Lorica Apparel crafts Wild West-influenced “neon cowgirl” hand-painted suede and recycled cow bone bolos.
Hair clips, buttons and pins are also frequently made with a combination of recycled cow bones and/or horns.
Sports equipment
Most obviously, tanned cow skin has been used for decade upon decade to produce leather baseballs and catching mitts, but many of the world’s top tennis pros are partial to what are referred to as “natural gut tennis racquets” strung with tightly wound, recycled cow intestines (one racquet requires the donations of three cows).
Domestic safety
Hoof-derived keratin is used in fire extinguisher foam because it is a great bubble bonding agent.
Construction
At a total cost of $26,000, Dan Phillips built a 750-square-foot, three-bedroom, three-bathroom “Bone House” in Huntsville, TX, using typical landfill-destined materials as well butcher-donated beef bones that were transformed into floor mosaics, kitchen counters, stair trim and even rib-slatted furniture.
Sugar refining
Sugar cane does not automatically glimmer like freshly fallen snow. It requires a great deal of processing in order to transform the brown, syrupy liquid extracted from the raw cane plant into the crystalline white sweetener that we all know and love. The main ingredient necessary? Bone charcoal, which (at least in the U.S.) is produced by Ebonex Corporation, the reigning king of recycled cow products.
Sustainable furniture
With the help of a few strategically placed industrial metal pieces, Ama Darko Williams’ 3rd Leg stools, which can support up to 220 pounds, seem oddly delicate in spite of the fact that they are crafted from reclaimed butcher bones.
Eco-plastic
Clemson University scientists figured out how to transform meat and bone meal — the U.S. cattle rendering industry produces 9 billion pounds of it on an annual basis — into partially biodegradable, petroleum-free plastic blended with ultra-high-molecular-weight polyethylene.
Colorants
Melvindale, MI’s Ebonex Corporation fire kilns and then mills charred animal bones so they can be converted into custom-blended paint/lacquer/wood stain/artist’s supply pigments as well as colorants for ink, paper, plastic, leather and vinyl.
Additional uses
For centuries, cow horns have been used to make powder flasks, knife handles, chess pieces, bugles, drinking vessels and other decorative elements.
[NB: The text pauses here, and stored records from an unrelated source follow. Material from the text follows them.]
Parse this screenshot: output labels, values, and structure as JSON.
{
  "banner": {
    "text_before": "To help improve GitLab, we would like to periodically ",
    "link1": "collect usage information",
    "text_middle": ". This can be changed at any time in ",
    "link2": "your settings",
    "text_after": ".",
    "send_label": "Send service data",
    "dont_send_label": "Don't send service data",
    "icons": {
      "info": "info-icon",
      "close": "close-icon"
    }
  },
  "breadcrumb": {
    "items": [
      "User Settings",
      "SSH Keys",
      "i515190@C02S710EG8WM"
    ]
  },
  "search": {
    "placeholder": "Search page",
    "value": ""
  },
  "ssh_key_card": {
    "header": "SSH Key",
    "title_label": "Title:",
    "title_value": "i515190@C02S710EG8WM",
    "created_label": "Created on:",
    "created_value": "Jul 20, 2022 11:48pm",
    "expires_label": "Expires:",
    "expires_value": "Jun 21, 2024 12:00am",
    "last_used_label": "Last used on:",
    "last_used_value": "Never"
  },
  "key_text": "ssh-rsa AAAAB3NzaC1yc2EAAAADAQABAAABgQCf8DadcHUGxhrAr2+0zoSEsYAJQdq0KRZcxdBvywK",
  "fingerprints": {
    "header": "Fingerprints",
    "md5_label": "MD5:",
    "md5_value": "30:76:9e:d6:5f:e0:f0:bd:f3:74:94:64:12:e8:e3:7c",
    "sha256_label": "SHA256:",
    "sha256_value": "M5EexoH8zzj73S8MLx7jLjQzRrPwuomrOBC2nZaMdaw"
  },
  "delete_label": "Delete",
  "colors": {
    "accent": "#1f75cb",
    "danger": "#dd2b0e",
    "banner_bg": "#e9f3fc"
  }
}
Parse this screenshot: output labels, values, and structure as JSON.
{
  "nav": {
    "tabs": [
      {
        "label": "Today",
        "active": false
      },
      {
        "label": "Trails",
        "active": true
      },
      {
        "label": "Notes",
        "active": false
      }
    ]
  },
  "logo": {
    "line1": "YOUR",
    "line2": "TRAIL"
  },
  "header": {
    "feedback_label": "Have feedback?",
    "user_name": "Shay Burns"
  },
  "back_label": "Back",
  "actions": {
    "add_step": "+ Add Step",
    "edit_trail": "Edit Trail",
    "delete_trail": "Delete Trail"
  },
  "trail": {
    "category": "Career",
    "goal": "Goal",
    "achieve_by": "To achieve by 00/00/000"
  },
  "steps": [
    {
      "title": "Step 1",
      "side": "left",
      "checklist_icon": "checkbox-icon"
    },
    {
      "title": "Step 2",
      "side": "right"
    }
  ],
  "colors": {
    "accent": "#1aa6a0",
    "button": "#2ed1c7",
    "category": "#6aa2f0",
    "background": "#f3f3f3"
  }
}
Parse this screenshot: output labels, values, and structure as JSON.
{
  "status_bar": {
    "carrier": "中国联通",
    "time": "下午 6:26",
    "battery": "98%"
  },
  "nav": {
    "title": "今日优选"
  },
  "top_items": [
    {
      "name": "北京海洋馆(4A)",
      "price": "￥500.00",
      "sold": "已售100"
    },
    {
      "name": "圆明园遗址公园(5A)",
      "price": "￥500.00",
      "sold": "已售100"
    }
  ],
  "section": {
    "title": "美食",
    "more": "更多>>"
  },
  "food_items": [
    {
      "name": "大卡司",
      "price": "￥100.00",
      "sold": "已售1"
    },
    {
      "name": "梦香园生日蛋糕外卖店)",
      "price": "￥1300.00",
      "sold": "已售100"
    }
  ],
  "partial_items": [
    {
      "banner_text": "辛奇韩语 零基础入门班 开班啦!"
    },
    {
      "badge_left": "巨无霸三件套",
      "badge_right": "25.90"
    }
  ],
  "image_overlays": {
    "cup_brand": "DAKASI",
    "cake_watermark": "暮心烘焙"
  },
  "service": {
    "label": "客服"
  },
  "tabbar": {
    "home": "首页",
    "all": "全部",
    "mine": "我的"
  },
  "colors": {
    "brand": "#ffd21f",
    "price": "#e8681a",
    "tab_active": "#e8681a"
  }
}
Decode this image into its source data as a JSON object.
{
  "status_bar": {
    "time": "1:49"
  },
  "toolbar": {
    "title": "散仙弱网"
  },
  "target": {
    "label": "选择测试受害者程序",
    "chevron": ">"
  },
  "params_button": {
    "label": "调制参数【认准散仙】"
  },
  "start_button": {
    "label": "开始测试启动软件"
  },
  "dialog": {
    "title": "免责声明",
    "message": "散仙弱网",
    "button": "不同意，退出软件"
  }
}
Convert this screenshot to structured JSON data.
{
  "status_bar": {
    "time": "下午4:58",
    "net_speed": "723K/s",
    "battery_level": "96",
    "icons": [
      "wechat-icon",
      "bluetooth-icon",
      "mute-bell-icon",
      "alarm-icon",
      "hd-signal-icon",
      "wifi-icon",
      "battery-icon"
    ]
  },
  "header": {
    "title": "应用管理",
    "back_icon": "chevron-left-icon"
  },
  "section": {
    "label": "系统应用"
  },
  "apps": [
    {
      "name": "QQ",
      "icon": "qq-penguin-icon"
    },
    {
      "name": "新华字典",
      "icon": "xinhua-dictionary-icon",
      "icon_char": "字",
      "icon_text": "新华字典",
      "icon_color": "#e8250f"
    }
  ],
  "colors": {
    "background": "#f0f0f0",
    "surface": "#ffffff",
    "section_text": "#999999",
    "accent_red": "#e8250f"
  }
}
Baker Commodities recycles deceased cattle into various types of usable products, such as leather goods, tallow for soap/animal feed, biodiesel and other industrial applications.
Asaf Jacobs envisions such unique bone-recycling applications as tooth implants, toothpicks, pencils and calcium pills.
Looking Well Beyond the Steak on Your Plate
Discarded cattle parts, from bones to hides, can be repurposed in a surprising number of ways.